Data Migration Policies in a Copy-on-Write Tiered Storage Stack - Conception and Implementation
- Author: Johannes Wünsche
- Type: Master's Thesis
- Date: 2022-10-17
- Reviewers: Jun.-Prof. Dr. Michael Kuhn, Dr. David Broneske
- Supervisors: Jun.-Prof. Dr. Michael Kuhn
- Download: PDF
Abstract
We currently observe a trend of ever-increasing data demand in a range of computation domains, these include high-performance computing, databases, and many more. Satisfying these growing storage requirements, the continuous improvement and scaling-out of existing technology have been furthered immensely in the last decade, as well as the introduction of new mediums and interfaces. Varying advantages have emerged for these mediums. To utilize them, different storage mediums are combined in heterogeneous storage systems, which aim to optimize the usage of storage mediums to prevalent data flows, such as burst-write patterns. However, the organization of these systems is an NP-hard problem, which is, furthermore, extraordinarily hard to approximate.

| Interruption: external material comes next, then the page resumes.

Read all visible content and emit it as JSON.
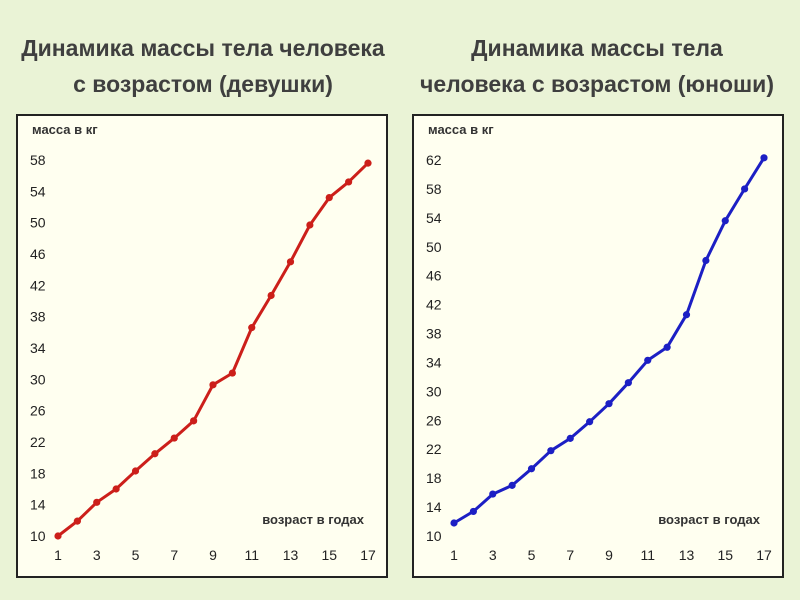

Hence, so-called “migration” policies, act on proxy values such as data temperature, access frequency, or access recency to gain improvements over the status quo. Additionally, with concepts like Copy on Write and write-optimized data structures becoming more common, held assumptions about data distribution and latency have changed. We explore policies and issues of data migration in a hierarchical heterogeneous storage stack based on write-optimized B-epsilon-trees by implementing migration functionality and a dynamic policy interface with two proven policies from other papers as example implementations. We find that strong differences in placement exist, based on data size and access type, contradicting usual assumptions made on non-write-optimized storage. Furthermore, when observing I/O time, we see a 30% speedup in common write patterns, with remaining potential.